第9章 褒美
──
日が沈みきった頃、天主に秀吉が詰めかけた。
「信長様!椿の剣術指導に御自らのあたるというのは本当ですか!」
「無論だ」
「面白いことになりましたな」
いつの間にか秀吉が盛大に開けた襖の裏に光秀が立ってにやりと笑っている。
「面白くねぇ!…信長様、刀も握ったことがないおなごにお付き合いなさらなくていいのではないでしょうか」
「関係ない」
「ですが…!俺たちでも良かったはずです」
信長は面倒くさそうな表情をして光秀の方を見た。
光秀は何を考えているか読めない顔をしている。
「秀吉、信長様にはお考えがあるやもしれんぞ」
「…」
秀吉にとって信長は絶対だ。
部下として主人の負担を減らしたい思いと信長様のお考えは間違いなどないから任せてしまえという心の声がせめぎあっている表情をしていた。

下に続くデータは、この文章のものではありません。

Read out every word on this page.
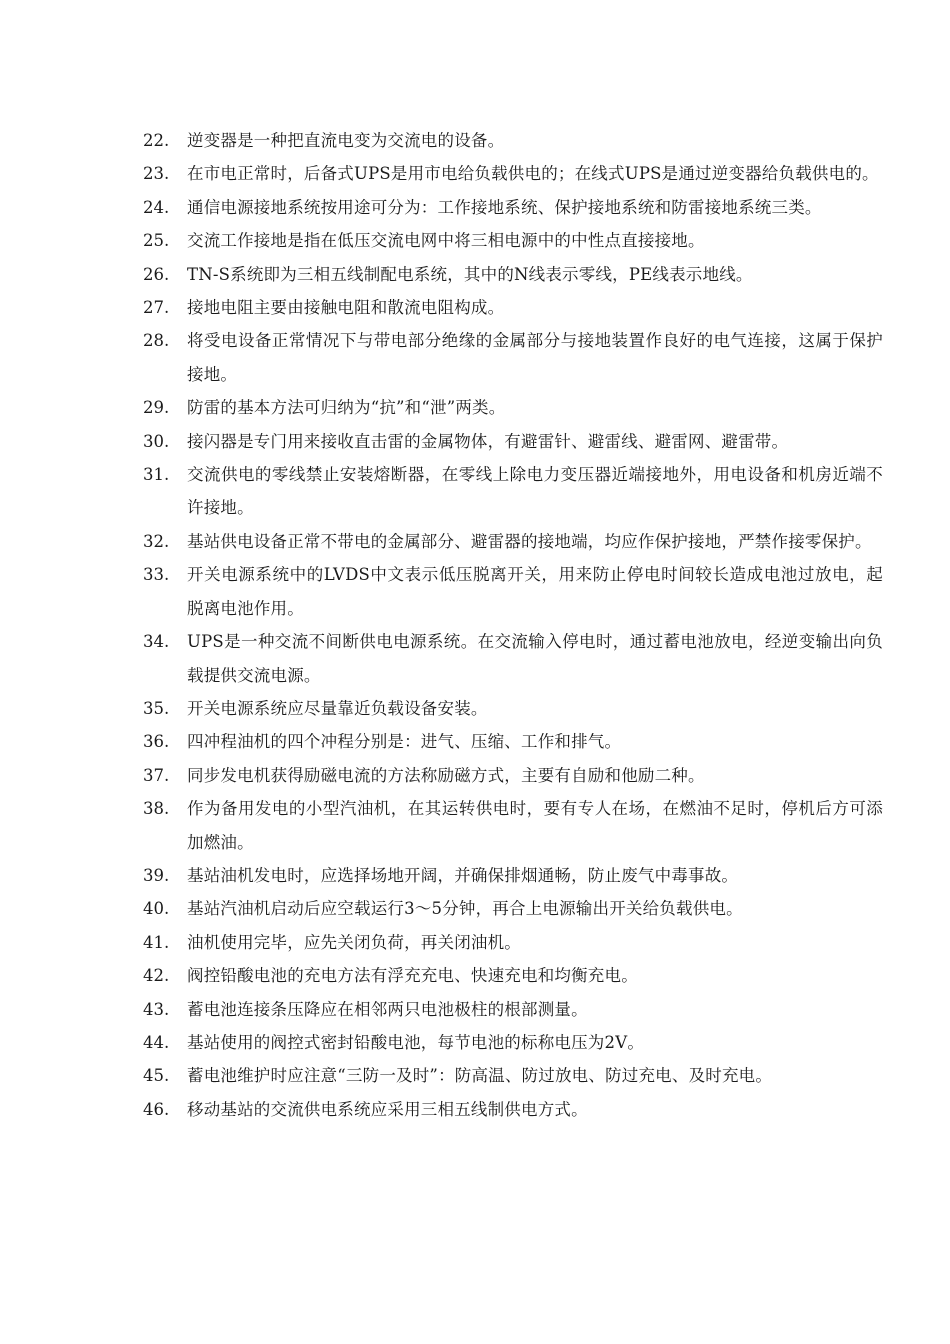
22.	逆变器是一种把直流电变为交流电的设备。
23.	在市电正常时，后备式UPS是用市电给负载供电的；在线式UPS是通过逆变器给负载供电的。
24.	通信电源接地系统按用途可分为：工作接地系统、保护接地系统和防雷接地系统三类。
25.	交流工作接地是指在低压交流电网中将三相电源中的中性点直接接地。
26.	TN-S系统即为三相五线制配电系统，其中的N线表示零线，PE线表示地线。
27.	接地电阻主要由接触电阻和散流电阻构成。
28.	将受电设备正常情况下与带电部分绝缘的金属部分与接地装置作良好的电气连接，这属于保护接地。
29.	防雷的基本方法可归纳为“抗”和“泄”两类。
30.	接闪器是专门用来接收直击雷的金属物体，有避雷针、避雷线、避雷网、避雷带。
31.	交流供电的零线禁止安装熔断器，在零线上除电力变压器近端接地外，用电设备和机房近端不许接地。
32.	基站供电设备正常不带电的金属部分、避雷器的接地端，均应作保护接地，严禁作接零保护。
33.	开关电源系统中的LVDS中文表示低压脱离开关，用来防止停电时间较长造成电池过放电，起脱离电池作用。
34.	UPS是一种交流不间断供电电源系统。在交流输入停电时，通过蓄电池放电，经逆变输出向负载提供交流电源。
35.	开关电源系统应尽量靠近负载设备安装。
36.	四冲程油机的四个冲程分别是：进气、压缩、工作和排气。
37.	同步发电机获得励磁电流的方法称励磁方式，主要有自励和他励二种。
38.	作为备用发电的小型汽油机，在其运转供电时，要有专人在场，在燃油不足时，停机后方可添加燃油。
39.	基站油机发电时，应选择场地开阔，并确保排烟通畅，防止废气中毒事故。
40.	基站汽油机启动后应空载运行3～5分钟，再合上电源输出开关给负载供电。
41.	油机使用完毕，应先关闭负荷，再关闭油机。
42.	阀控铅酸电池的充电方法有浮充充电、快速充电和均衡充电。
43.	蓄电池连接条压降应在相邻两只电池极柱的根部测量。
44.	基站使用的阀控式密封铅酸电池，每节电池的标称电压为2V。
45.	蓄电池维护时应注意“三防一及时”：防高温、防过放电、防过充电、及时充电。
46.	移动基站的交流供电系统应采用三相五线制供电方式。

「もしあれが使えるように成れば戦の女神として士気を高めることも可能。信長様手ずから仕込んでこそ価値は更に高まる」
そう光秀が畳み掛ける。
「信長様のお考えとあれば…」
秀吉は不満げながらも賛成し、退室した。
「…」
光秀は真実を述べるように主君を見る。
「気まぐれだ。他意はない」
「めずらしいですな」
光秀は少しだけ驚いた表情をする。
信長は文机に乗っていた書簡を光秀に渡して言った。
「あやつらは面白い。良い暇潰しになろう」
「御意」
書簡を受け取った光秀は音もなく天主を後にした。